The provision of technical infrastructure for sharing functionality is an important step but not the only requirement. In addition to this, appropriate and acceptable governance procedures and data sharing agreements need to be in place to permit transfers of clinical data; also, further evaluation and modification may well be required to algorithms to assess cross-site applicability and address any deficiencies uncovered. Therefore, provision of wider NLP functionality is better conceptualised as a service than as a technical solution; however, the development and configuration of an NLP service, in turn, requires a technical solution and proof-of-concept pilot studies. Ultimately, impetus is needed to roll out a prototype NLP service in order to ascertain how it might be best configured and supported in future – something we are intending to provide through DATAMIND’s Roadbuilder 4 initiative.
Impact and Outcomes
- We have demonstrated technical proof of concept for MHTAC functionality.
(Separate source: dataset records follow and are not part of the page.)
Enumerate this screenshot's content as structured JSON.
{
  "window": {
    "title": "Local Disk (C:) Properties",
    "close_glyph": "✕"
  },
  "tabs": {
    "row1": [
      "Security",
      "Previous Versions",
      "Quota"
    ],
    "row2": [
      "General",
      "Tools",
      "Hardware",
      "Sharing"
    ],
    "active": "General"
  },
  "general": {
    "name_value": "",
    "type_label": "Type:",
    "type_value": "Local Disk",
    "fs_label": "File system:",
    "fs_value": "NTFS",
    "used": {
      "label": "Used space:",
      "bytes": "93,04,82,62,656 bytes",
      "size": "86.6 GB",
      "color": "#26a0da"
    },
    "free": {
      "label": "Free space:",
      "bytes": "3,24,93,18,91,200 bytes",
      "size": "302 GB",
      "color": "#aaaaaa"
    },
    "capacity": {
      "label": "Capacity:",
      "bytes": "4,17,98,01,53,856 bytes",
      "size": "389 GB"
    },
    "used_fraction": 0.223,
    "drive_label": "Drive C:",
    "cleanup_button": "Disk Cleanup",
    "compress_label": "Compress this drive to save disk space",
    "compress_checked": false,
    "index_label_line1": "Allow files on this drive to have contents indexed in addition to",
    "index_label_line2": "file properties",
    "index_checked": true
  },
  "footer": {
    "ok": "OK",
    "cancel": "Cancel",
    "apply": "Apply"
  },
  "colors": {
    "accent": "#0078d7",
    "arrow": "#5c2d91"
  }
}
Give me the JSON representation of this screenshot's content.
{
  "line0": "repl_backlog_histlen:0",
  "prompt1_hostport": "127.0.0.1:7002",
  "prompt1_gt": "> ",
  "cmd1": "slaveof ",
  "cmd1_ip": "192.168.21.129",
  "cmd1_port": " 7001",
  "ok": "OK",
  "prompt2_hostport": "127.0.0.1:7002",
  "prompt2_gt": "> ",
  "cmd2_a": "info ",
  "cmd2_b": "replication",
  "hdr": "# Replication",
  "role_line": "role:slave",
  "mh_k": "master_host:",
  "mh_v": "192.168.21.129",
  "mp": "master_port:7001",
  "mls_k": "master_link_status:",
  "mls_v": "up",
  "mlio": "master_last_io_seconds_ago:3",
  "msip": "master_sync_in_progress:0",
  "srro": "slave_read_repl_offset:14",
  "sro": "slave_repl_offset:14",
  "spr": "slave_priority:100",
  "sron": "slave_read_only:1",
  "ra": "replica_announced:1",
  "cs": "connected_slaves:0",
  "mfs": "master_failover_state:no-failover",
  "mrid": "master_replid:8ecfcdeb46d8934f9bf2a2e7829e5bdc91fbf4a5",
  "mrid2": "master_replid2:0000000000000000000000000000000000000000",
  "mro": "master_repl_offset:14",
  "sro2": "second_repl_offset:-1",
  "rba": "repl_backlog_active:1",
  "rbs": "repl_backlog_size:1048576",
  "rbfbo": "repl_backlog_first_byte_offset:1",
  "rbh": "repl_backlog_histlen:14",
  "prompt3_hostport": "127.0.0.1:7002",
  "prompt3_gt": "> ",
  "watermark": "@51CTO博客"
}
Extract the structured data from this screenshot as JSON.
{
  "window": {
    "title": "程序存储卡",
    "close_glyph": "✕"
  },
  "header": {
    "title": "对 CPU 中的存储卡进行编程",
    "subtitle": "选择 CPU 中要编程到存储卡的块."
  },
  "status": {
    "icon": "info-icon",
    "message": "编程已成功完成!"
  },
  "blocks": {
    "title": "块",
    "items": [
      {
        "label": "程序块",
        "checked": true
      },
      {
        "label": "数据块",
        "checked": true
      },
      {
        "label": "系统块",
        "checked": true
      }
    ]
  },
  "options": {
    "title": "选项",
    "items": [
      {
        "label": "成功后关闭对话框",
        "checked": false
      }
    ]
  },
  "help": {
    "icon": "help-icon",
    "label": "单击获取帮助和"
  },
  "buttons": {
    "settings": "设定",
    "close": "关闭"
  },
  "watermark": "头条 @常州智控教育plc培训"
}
- We have assembled the necessary resources to evaluate service-level functionality for MH-TAC.
- These are both building on extensive previous and continuing research output using mental healthcare NLP resources being developed as CRIS architecture (e.g., underpinning most of the 300+ publications to date).
- We have set up the beginnings of a nationwide collaborative network to support and coordinate mental healthcare NLP (and thus mental health data science more broadly).
- UK mental healthcare is currently comfortably ahead of the field internationally in relation to the research application of NLP.
What’s next?
- Via the collaborative network, we hope to engage with the HDRUK Gateway and Phenotype Library to provide resources and templates for standardising NLP application communication and provision (FAIR principles).
- Now that the necessary technical infrastructure and governance templates are in place, we hope to evaluate MH-TAC as a prototype NLP provision service, ascertaining and communicating the ways in which this might be optimised.
- The VISION Consortium should provide similar opportunities for proof-of-concept research applications of NLP beyond healthcare.
- Through SLaM’s Clinical Informatics Service, and in collaboration with CogStack, we are developing clinical dashboard and caseload management tools which incorporate NLP applications originally developed for research use. We anticipate that this might support wider roll-out of functionality.